Targeted hydroxyl fluorination for first-principles design of deep-ultraviolet nonlinear optical crystals: Multi-property optimization & chromatic dispersion modulation in Li2CsB7O10F4

Abstract

Deep-ultraviolet (DUV) nonlinear optical (NLO) crystals serve as core components for next-generation optoelectronic applications, ranging from high-resolution lithography to precision laser spectroscopy. However, the simultaneous achievement of three critical performance metrics—wide bandgap, suitable birefringence, and high second-harmonic generation (SHG) efficiency—remains a formidable challenge in this field. To address this long-standing issue, this work proposes a targeted hydroxyl fluorination and synergistic cation regulation strategy, designed specifically to tune and optimize the key optical properties of DUV NLO crystals. Using first-principles calculations, we adopted the parent compound Li2CsB7O10(OH)4 as a structural scaffold to design the fluorinated compound series Li2A’B7O10F4 (A’= Li, Na, K, Rb, Cs). The core of this design lies in replacing the hydroxyl-containing anionic unit [BO2(OH)2]⁴⁻ in the parent structure with the functional fluorine-containing unit [BO2F2]⁴⁻—a modification tailored to enhance DUV transparency and modulate optical anisotropy. Comprehensive property simulations confirm that the Li2A’B7O10F4 series exhibit significantly enhanced optical performance relative to the parent Li2CsB7O10(OH)₄. Among all derivatives, Li2CsB7O10F4 stands out with the most optimized properties.
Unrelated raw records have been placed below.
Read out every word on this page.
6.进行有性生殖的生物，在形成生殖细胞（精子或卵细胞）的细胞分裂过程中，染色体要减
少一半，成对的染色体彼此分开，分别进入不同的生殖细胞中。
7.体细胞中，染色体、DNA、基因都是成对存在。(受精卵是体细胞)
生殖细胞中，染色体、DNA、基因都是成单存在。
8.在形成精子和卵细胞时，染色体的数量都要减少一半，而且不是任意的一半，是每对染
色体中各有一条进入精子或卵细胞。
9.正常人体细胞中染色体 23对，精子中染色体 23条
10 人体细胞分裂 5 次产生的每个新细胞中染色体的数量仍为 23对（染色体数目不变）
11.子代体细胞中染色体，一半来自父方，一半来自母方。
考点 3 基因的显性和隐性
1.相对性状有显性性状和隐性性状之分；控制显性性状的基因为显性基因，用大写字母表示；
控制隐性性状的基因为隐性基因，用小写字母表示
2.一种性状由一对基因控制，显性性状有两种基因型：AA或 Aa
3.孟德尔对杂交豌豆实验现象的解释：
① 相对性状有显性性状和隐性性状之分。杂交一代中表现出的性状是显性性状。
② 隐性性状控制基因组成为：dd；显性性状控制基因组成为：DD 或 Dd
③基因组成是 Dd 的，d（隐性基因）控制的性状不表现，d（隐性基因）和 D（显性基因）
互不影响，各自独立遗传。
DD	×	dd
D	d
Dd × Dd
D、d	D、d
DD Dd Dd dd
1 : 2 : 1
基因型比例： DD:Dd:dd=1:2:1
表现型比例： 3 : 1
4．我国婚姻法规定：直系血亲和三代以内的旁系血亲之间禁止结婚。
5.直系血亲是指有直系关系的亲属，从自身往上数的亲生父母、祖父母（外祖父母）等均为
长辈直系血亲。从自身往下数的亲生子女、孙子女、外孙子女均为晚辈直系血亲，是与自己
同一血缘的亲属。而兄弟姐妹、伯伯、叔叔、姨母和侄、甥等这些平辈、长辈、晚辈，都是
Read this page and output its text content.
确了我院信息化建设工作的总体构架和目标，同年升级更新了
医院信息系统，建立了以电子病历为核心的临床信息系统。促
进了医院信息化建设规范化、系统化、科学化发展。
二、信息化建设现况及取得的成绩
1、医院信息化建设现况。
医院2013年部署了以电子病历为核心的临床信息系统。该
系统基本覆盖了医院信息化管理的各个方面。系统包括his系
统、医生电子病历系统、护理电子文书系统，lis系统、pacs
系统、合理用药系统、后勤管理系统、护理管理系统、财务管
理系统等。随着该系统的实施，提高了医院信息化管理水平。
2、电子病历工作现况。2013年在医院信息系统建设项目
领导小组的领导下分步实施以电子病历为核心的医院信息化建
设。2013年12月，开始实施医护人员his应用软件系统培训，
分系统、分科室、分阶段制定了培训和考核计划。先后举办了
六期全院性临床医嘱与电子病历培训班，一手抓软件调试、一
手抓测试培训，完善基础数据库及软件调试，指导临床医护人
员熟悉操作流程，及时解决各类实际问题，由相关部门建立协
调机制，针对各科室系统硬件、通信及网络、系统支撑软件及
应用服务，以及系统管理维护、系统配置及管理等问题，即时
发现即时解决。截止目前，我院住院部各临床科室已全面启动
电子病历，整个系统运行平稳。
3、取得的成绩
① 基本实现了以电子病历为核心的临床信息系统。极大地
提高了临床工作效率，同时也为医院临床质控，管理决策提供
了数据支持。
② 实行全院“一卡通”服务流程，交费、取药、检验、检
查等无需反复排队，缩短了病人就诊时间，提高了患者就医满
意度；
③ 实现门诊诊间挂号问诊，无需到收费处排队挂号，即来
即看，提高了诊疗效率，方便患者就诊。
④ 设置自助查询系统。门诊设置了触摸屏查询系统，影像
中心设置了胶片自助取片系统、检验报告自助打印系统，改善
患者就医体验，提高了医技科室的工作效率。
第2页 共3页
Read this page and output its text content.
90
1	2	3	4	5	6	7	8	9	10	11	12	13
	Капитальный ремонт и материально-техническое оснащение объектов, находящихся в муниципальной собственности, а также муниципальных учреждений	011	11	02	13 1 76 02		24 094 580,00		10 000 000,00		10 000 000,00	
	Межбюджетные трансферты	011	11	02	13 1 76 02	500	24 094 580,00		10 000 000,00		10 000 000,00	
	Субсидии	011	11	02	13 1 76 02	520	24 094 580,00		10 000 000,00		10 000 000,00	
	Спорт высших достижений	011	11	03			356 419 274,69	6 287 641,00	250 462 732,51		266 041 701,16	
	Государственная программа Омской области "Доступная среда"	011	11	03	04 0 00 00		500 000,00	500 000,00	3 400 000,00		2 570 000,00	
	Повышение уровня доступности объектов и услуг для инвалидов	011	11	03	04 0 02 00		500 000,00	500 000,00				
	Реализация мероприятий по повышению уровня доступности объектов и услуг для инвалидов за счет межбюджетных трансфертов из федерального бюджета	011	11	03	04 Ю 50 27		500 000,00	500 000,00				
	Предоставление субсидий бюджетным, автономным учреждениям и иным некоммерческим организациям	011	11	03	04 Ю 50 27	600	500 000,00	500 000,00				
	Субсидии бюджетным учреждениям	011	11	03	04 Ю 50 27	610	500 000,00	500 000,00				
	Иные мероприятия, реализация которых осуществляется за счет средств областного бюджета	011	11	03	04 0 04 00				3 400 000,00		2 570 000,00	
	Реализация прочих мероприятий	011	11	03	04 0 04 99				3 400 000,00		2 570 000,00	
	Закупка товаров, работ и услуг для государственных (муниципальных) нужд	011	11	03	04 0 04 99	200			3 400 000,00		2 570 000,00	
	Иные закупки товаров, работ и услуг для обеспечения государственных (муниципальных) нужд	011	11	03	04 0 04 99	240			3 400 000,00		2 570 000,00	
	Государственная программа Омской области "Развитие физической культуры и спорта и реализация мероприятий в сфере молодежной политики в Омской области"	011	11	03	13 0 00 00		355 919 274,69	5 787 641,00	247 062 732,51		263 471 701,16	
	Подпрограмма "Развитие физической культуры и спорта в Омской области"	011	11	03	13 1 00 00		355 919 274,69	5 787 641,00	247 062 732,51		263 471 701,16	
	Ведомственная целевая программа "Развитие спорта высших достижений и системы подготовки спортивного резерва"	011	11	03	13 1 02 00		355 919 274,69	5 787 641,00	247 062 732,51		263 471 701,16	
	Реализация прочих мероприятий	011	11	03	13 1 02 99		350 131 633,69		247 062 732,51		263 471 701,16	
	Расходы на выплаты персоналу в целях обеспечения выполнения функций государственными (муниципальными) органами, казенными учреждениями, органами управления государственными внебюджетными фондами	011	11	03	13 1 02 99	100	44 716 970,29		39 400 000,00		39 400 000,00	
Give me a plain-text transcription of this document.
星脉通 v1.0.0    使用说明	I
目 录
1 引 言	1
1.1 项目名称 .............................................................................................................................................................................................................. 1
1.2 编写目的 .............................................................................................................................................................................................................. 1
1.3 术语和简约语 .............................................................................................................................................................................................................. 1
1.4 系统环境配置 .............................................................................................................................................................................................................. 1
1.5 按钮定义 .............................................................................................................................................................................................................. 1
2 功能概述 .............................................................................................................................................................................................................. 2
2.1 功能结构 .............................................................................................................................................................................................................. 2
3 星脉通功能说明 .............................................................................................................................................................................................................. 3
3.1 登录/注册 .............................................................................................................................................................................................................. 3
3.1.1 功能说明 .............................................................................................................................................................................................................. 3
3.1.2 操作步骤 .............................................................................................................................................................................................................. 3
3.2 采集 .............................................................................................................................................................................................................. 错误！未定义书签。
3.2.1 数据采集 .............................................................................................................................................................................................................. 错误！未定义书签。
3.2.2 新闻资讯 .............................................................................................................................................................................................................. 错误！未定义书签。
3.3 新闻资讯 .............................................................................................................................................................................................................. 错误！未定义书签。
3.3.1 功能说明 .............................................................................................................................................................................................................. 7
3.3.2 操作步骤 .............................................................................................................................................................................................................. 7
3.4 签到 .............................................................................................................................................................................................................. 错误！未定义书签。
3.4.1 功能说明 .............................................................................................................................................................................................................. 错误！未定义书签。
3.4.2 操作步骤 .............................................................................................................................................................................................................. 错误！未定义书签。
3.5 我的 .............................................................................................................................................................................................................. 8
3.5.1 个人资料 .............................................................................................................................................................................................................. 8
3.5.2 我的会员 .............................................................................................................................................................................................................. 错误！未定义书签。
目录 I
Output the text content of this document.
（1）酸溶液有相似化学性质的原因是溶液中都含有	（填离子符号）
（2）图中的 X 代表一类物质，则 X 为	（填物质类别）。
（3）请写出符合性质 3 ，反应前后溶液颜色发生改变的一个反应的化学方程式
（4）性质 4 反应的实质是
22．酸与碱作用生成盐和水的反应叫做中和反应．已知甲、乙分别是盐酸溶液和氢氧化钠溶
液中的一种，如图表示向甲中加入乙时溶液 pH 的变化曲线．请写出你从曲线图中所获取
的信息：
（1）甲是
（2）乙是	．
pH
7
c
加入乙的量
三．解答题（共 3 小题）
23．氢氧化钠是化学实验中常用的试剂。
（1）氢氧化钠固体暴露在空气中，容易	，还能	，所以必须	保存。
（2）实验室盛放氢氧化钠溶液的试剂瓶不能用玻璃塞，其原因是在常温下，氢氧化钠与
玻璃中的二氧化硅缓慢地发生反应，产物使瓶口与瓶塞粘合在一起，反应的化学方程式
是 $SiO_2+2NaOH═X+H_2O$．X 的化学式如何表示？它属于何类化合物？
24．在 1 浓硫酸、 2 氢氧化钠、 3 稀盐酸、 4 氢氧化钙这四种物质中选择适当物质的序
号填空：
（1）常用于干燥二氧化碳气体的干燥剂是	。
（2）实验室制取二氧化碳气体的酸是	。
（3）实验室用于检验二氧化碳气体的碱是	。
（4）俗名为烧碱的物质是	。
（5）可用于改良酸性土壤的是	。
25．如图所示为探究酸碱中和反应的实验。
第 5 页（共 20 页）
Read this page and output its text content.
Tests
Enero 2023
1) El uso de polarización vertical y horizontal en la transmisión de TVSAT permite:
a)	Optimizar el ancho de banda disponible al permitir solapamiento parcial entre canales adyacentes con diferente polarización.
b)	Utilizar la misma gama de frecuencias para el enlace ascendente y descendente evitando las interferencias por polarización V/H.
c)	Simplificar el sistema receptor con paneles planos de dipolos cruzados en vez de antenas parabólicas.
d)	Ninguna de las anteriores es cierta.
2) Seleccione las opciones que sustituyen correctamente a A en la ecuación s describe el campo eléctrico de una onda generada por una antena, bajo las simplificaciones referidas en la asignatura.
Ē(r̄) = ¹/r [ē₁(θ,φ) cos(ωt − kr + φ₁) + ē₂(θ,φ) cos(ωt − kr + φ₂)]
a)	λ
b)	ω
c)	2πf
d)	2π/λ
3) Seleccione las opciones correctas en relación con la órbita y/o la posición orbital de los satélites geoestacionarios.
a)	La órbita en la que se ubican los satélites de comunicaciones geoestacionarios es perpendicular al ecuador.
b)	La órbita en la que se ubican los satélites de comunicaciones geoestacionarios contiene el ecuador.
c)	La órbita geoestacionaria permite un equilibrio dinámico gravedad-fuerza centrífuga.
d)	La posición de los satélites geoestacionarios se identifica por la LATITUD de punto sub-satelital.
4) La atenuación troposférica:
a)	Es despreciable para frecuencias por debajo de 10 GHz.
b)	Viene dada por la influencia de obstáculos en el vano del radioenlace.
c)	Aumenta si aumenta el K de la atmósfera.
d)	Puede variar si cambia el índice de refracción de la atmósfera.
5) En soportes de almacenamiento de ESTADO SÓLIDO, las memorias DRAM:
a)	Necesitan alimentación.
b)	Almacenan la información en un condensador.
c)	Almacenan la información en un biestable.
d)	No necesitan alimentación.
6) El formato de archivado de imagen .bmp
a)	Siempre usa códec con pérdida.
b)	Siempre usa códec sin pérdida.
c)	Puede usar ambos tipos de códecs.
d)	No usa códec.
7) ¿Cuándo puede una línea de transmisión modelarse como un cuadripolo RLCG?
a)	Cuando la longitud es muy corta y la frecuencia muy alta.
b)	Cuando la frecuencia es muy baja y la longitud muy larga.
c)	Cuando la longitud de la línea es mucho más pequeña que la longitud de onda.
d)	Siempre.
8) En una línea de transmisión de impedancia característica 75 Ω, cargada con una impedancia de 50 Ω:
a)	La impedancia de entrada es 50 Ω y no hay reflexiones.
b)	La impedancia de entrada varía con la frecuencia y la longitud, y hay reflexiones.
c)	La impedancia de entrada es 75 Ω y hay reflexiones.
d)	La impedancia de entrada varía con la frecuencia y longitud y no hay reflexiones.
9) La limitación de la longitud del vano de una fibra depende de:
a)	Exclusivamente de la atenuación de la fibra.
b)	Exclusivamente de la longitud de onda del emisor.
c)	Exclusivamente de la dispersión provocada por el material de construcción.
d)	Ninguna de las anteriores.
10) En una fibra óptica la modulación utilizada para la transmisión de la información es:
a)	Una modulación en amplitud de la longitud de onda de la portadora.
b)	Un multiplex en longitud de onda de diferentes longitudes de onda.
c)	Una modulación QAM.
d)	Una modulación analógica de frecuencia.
Its bandgap increases by nearly 1 eV (from ~6.35 eV in the parent to ~7.33 eV), directly boosting DUV transparency, while its SHG coefficient remains at a comparable high level—avoiding the common trade-off between bandgap and nonlinearity. Further analysis reveals that the [BO2F2]⁴⁻ units play a pivotal role in simultaneously regulating large birefringence and low chromatic dispersion, two key factors enabling effective DUV phase-matching (PM). Notably, compared to its hydroxyl-based counterpart, Li2CsB7O10F4 achieves a striking ~69.8 nm blue-shift in the shortest PM wavelength, with the value down to 198.5 nm—breaking through the critical 200 nm "wall" for practical DUV applications. These findings demonstrate the superiority of the targeted hydroxyl fluorination and synergistic cation regulation strategy in fine-tuning the optical properties of DUV NLO materials, offering a viable path toward high-performance DUV optoelectronic devices.